Hey, you bastard in cell two,

can’t you just listen quietly to what I’m saying?

Bastard.’

VOLUME 12

Colette, No Jeong-hye

Colette,

born in Lyons, France,

joined an active sisterhood.

Her younger sister first worked in Vietnam, now lives in Japan.

Colette came to Seoul decades ago.

Her Korean is fluent,

her stomach’s accustomed to Korean food.

Even without cheese,

this is her country.

How holy! How amazing!

to have arrived at such intense unity.

Her Korean name is No Jeong-hye.

Secretly, she contributed much to the Korean human rights movement,

starting with the National Democratic Students’ Federation incident,

or even before.

She circulated petitions,

collected donations,

hid people,

even promised to hide me.

Her heart’s a wide plain.

She made her nest in a Sillim-dong slum,

lived in great poverty.

She reckoned a bowl of instant noodles was a feast.

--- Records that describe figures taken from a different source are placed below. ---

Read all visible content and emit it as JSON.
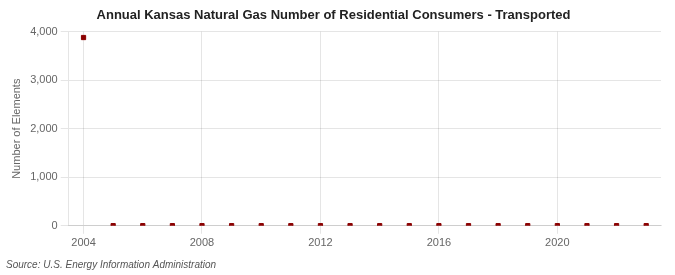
{
  "chart_data": {
    "type": "scatter",
    "title": "Annual Kansas Natural Gas Number of Residential Consumers - Transported",
    "y_label": "Number of Elements",
    "annotation": "Source: U.S. Energy Information Administration",
    "x": [
      2004,
      2005,
      2006,
      2007,
      2008,
      2009,
      2010,
      2011,
      2012,
      2013,
      2014,
      2015,
      2016,
      2017,
      2018,
      2019,
      2020,
      2021,
      2022,
      2023
    ],
    "values": [
      3878,
      3,
      3,
      3,
      3,
      3,
      3,
      3,
      3,
      3,
      3,
      3,
      3,
      3,
      3,
      3,
      3,
      3,
      3,
      3
    ],
    "color": "#8b0000",
    "marker": "square",
    "line_style": "none",
    "xlim": [
      2003.5,
      2023.5
    ],
    "xticks": [
      2004,
      2008,
      2012,
      2016,
      2020
    ],
    "ylim": [
      0,
      4000
    ],
    "yticks": [
      0,
      {
        "value": 1000,
        "label": "1,000"
      },
      {
        "value": 2000,
        "label": "2,000"
      },
      {
        "value": 3000,
        "label": "3,000"
      },
      {
        "value": 4000,
        "label": "4,000"
      }
    ],
    "grid": true
  }
}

She alone is reason enough why there has to be religion.

A Blind Man by Saetgang River

No one noticed

how salty it had become,

that river

in Sorae, Gyeonggi Province.

Seo Pil-seok cannot see

that river.

Blind,

he lost his sight some time ago.

At high tide

when rising waters advance to the top of the bank,

his back aches.

He hurt his back long ago in the war,

wounded on the central front.

At low tide

his belly aches,

a problem from long working in that salt farm

where he ended up after discharge.

Later, he lost his sight.

First he had something like cataracts

and the things he saw grew hazier day by day,

until finally he could see nothing.

He thought he’d go mad in that merciless darkness.

Time seems to have been a serum even for that darkness.

He grew resigned,

life a fluttering tent

even for a sightless body.

Today, too,

high tide and low tide depend on the moon.

Old Seo Pil-seok is more a man of the moon

than a man

of the earth.

Muttering

Opposite the primary school in Hwagok-dong

remains one house from the initial development.